Interdisciplinary graduate student team aims for holistic approach to cybersecurity


A team of graduate students in information sciences, psychology, and special education is working toward a comprehensive approach to cybersecurity. Their project, “Language of Deceivers: Understanding Linguistic Characteristics of Scams and Bias on Social Media,” funded by the National Science Foundation (NSF) aims to create a more integrated understanding of how different populations, such as individuals with autism spectrum disorder (ASD) and attention deficit hyperactivity disorder (ADHD), are affected by cybercrimes and how they can be better protected.  

"We're taking a holistic approach, trying to prevent scams, trying to understand how people evaluate scams. Then, we're trying to inform people about the scams and see how all these things kind of come together to make the world a little bit safer," said Anuridhi Gupta, a doctoral student in information sciences and technology.  

The researchers are working on various fronts, drawing on their backgrounds in information sciences and technology, psychology, special education, and linguistics; they are focusing on enhancing machine learning models for scam detection, understanding human cognitive responses to scams, and suggesting best practices for individuals with ASD or ADHD online.  

Machine-learning scam detection 

During the initial phase of research, doctoral student in information sciences and technology Anuridhi Gupta, analyzed a machine learning model designed to detect scams. Upon running the machine learning model on a dataset of 31,000 tweets, Gupta found the model's accuracy was in detecting scams was only 71 percent. Moreover, Gupta found the false positive rate was notably high at 32 percent. So, 32 out of 100 messages were incorrectly identified as legitimate, highlighting a significant bias in the model's ability to accurately classify scam messages. 

Individuals’ scam detection 

Alongside Gupta’s research, psychology doctoral student Tomas Lapnas assessed how people’s eye movements varied when reading 100 different tweets to discern whether they constituted scams. He was intrigued to find a negative correlation between the amount of time people spend evaluating tweets and their accuracy in detecting scams.  

"What we find--kind of strangely--is that tracking metrics such as how much time people are spending looking at the tweets and how much time they spend reevaluating the tweets actually has a negative correlation with their performance," he said. In other words, the longer a subject looked at a scam tweet, the more likely the subject was fall victim to the scam. 

Lapnas found individuals often rely on quick heuristics, such as the presence of financial information, to make judgments about the presence of a scam in a tweet; however, when such heuristics are absent or misleading, their performance deteriorates. 

"Their sensitivity was much higher when there was financial information present, meaning they had better detection probabilities," he said. 

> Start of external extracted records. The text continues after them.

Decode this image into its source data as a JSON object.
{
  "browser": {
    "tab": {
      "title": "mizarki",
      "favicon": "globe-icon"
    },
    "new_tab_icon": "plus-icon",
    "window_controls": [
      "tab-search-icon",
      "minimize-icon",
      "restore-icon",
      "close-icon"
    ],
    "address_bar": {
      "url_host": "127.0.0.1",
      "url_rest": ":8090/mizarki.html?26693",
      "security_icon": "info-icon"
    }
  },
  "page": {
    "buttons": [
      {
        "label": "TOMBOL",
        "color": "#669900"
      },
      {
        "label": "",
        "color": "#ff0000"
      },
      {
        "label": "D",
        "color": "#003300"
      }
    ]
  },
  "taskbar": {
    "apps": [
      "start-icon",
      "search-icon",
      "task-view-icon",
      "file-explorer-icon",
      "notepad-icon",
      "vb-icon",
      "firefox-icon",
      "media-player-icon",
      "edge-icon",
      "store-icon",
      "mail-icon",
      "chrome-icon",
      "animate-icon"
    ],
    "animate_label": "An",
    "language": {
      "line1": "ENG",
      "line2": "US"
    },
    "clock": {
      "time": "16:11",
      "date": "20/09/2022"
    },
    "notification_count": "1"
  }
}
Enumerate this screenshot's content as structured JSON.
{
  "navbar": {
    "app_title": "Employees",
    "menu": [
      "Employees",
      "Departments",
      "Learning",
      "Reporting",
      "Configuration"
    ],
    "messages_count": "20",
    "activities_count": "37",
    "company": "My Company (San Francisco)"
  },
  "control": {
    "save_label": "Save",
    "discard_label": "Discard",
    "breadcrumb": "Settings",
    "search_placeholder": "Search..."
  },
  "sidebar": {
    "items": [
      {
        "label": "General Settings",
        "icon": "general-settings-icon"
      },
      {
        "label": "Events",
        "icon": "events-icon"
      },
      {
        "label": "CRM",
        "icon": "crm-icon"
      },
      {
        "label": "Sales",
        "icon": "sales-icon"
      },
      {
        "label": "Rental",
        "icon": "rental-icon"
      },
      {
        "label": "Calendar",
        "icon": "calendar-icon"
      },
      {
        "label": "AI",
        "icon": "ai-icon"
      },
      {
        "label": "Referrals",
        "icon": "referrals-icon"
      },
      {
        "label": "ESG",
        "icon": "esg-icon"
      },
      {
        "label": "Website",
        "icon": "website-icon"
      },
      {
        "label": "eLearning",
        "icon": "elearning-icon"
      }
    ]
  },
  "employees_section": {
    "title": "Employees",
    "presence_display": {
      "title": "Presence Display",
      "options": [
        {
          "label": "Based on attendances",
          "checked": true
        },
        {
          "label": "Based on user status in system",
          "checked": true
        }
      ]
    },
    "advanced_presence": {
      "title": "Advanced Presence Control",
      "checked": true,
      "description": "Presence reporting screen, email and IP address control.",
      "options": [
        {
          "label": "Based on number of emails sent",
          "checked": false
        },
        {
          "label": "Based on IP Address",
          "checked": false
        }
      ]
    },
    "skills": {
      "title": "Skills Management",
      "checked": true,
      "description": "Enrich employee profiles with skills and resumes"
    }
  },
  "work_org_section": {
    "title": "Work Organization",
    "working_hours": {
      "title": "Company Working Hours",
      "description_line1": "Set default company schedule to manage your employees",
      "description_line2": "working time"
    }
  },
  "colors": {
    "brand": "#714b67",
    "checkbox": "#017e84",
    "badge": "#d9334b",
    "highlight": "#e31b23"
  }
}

This reliance on simple heuristics can be problematic. Scammers are becoming increasingly sophisticated, crafting messages that do not fit easily recognizable patterns, thus evading detection.  

Overall, Gupta and Lapnas’ findings indicate that current scam detection strategies, both human- and machine-based, need to evolve to consider more subtle cues and patterns. 

Educational and accessibility implications  

Ensuring accessibility in IT training modules is crucial, said Hannah Choi, who is earning a Master of Education in special education. Features such as speech-to-text, image enlargement, and adjustable reading speeds can significantly aid individuals with disabilities in scam detection.  

"If the accessibility features are not always available, it gets harder," she said. Moreover, the study highlighted the necessity of updating training materials regularly to include the latest scam detection techniques and awareness programs. 

Future Directions 

The team’s research is ongoing, with efforts to include more individuals with ASD and ADHD to refine the analysis of eye-tracking data and detection performance. Their ultimate goal is to develop training modules and tools that improve scam detection across several different populations in addition to enhancing machine learning models to improve accuracy in scam detection. This involves creating models that can better identify less obvious scams by analyzing a broader range of indicators beyond just financial information. 

As cyber threats continue to evolve, so must our strategies for combating them. This team’s research underscores the importance of a nuanced approach, combining advanced machine learning techniques with an understanding of human cognitive processes. Addressing the biases in current models and improving educational and accessibility features can make significant strides towards a safer digital environment for all.